The jit ist experimental, but promising,
so we need to try it wherever we can.
there needs to be a clear documentation,
how to enable or disable jit
I'd like to enable jit by default,
when running 2.6.0
running 2.5.3 with --jit gives:
/opt/local/bin/ruby --jit -e 'puts "hello world"'
/opt/local/bin/ruby: invalid option --jit (-h will show valid options) (RuntimeError)
I'd like to suggest a new env: RUBY_JIT
which should only be respected by ruby >= 2.6.0
~eike
Updated by shevegen (Robert A. Heiler) almost 6 years ago
There is some documentation at:
https://bugs.ruby-lang.org/projects/ruby/wiki/MJIT#Basic-usage
I believe Takashi and others may update that page every now and then.
To the suggestion of a new environment variable:
I have no particular pro or con opinion; to me it seems fine but I think this
has to be decided by Takashi, matz, the ruby core team etc...
If I understood you correctly you refer to RUBY_JIT as an additional option,
right? So people may be able to use either RUBYOPT or RUBY_JIT too.

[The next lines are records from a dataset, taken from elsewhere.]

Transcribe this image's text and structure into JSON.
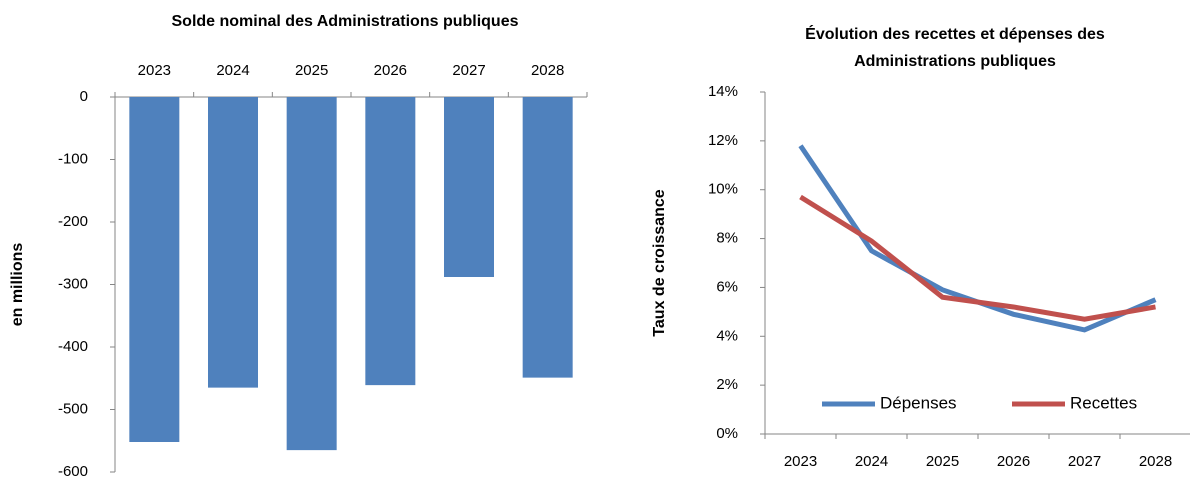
{
  "chart_data": [
    {
      "type": "bar",
      "title": "Solde nominal des Administrations publiques",
      "y_label": "en millions",
      "categories": [
        "2023",
        "2024",
        "2025",
        "2026",
        "2027",
        "2028"
      ],
      "values": [
        -552,
        -465,
        -565,
        -461,
        -288,
        -449
      ],
      "color": "#4f81bd",
      "ylim": [
        -600,
        0
      ],
      "yticks": [
        0,
        -100,
        -200,
        -300,
        -400,
        -500,
        -600
      ],
      "x_axis_position": "top"
    },
    {
      "type": "line",
      "title": [
        "Évolution des recettes et dépenses des",
        "Administrations publiques"
      ],
      "y_label": "Taux de croissance",
      "categories": [
        "2023",
        "2024",
        "2025",
        "2026",
        "2027",
        "2028"
      ],
      "series": [
        {
          "name": "Dépenses",
          "color": "#4f81bd",
          "values": [
            11.8,
            7.5,
            5.9,
            4.9,
            4.26,
            5.5
          ]
        },
        {
          "name": "Recettes",
          "color": "#c0504d",
          "values": [
            9.7,
            7.9,
            5.6,
            5.2,
            4.7,
            5.2
          ]
        }
      ],
      "ylim": [
        0,
        14
      ],
      "yticks": [
        {
          "value": 0,
          "label": "0%"
        },
        {
          "value": 2,
          "label": "2%"
        },
        {
          "value": 4,
          "label": "4%"
        },
        {
          "value": 6,
          "label": "6%"
        },
        {
          "value": 8,
          "label": "8%"
        },
        {
          "value": 10,
          "label": "10%"
        },
        {
          "value": 12,
          "label": "12%"
        },
        {
          "value": 14,
          "label": "14%"
        }
      ],
      "legend": "bottom"
    }
  ]
}
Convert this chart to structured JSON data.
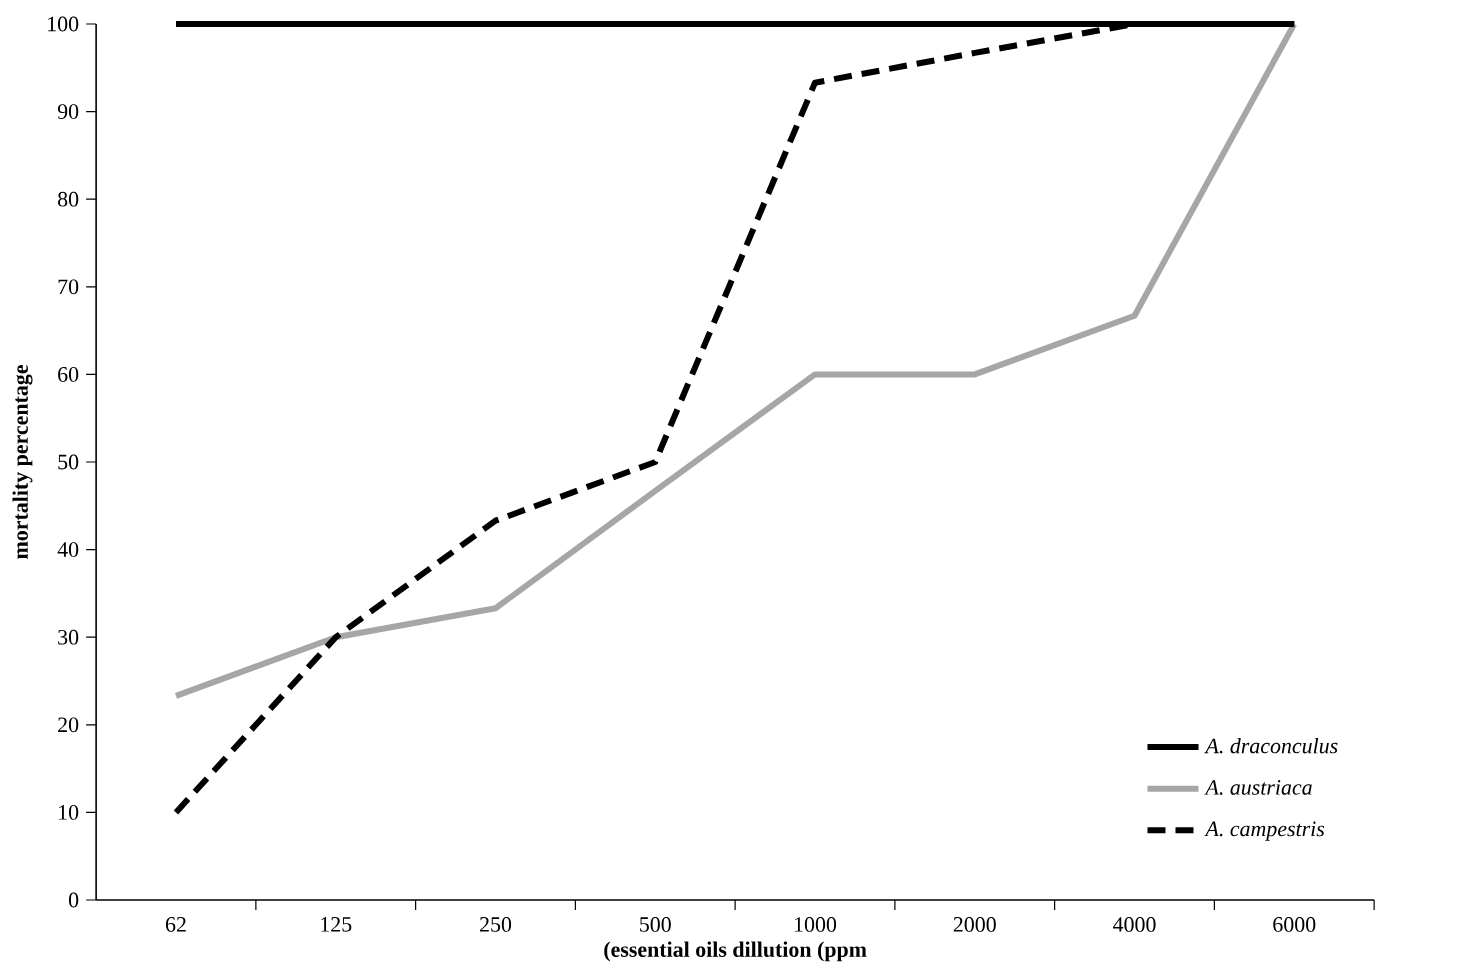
{
  "chart_data": {
    "type": "line",
    "xlabel": "(essential oils dillution (ppm",
    "ylabel": "mortality percentage",
    "categories": [
      "62",
      "125",
      "250",
      "500",
      "1000",
      "2000",
      "4000",
      "6000"
    ],
    "series": [
      {
        "name": "*A. draconculus*",
        "color": "#000000",
        "values": [
          100,
          100,
          100,
          100,
          100,
          100,
          100,
          100
        ]
      },
      {
        "name": "*A. austriaca*",
        "color": "#a6a6a6",
        "values": [
          23.3,
          30,
          33.3,
          46.7,
          60,
          60,
          66.7,
          100
        ]
      },
      {
        "name": "*A. campestris*",
        "color": "#000000",
        "line_style": "dashed",
        "values": [
          10,
          30,
          43.3,
          50,
          93.3,
          96.7,
          100,
          100
        ]
      }
    ],
    "ylim": [
      0,
      100
    ],
    "yticks": [
      0,
      10,
      20,
      30,
      40,
      50,
      60,
      70,
      80,
      90,
      100
    ],
    "grid": false,
    "legend": "bottom right",
    "marker": "none",
    "line_style": "solid"
  }
}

Again, I have no preference either way; I just want to make the proposal
itself more accurate when possible. (It may help the ruby core team decide
on the proposal; I assume it may go either way, where it may be decided that
RUBYOPT might suffice or it may be decided that RUBY_JIT is ok too. I myself
have really no preference.)
The example given on the wiki-page is this, by the way:
RUBYOPT="--jit"
I think people may not easily find the page as of yet. I have bookmarked it
locally so that I can find the page easily and not forget it. :)
Updated by k0kubun (Takashi Kokubun) almost 6 years ago
- Status changed from Open to Rejected
RUBYOPT is answered by shevegen. Thanks. It was also explained in release notes. And you can use "ruby --jit bin/rails s" as well. Why do we want to have more ways to specify that?
which should only be respected by ruby >= 2.6.0
I'm not a fan of ignoring no-op config, rather I like asserting the config and making it fail. What if we typo the environment variable name? Even $RUBYOPT should be the last resort, as you typo-ed it to $RUBY_OPTS too.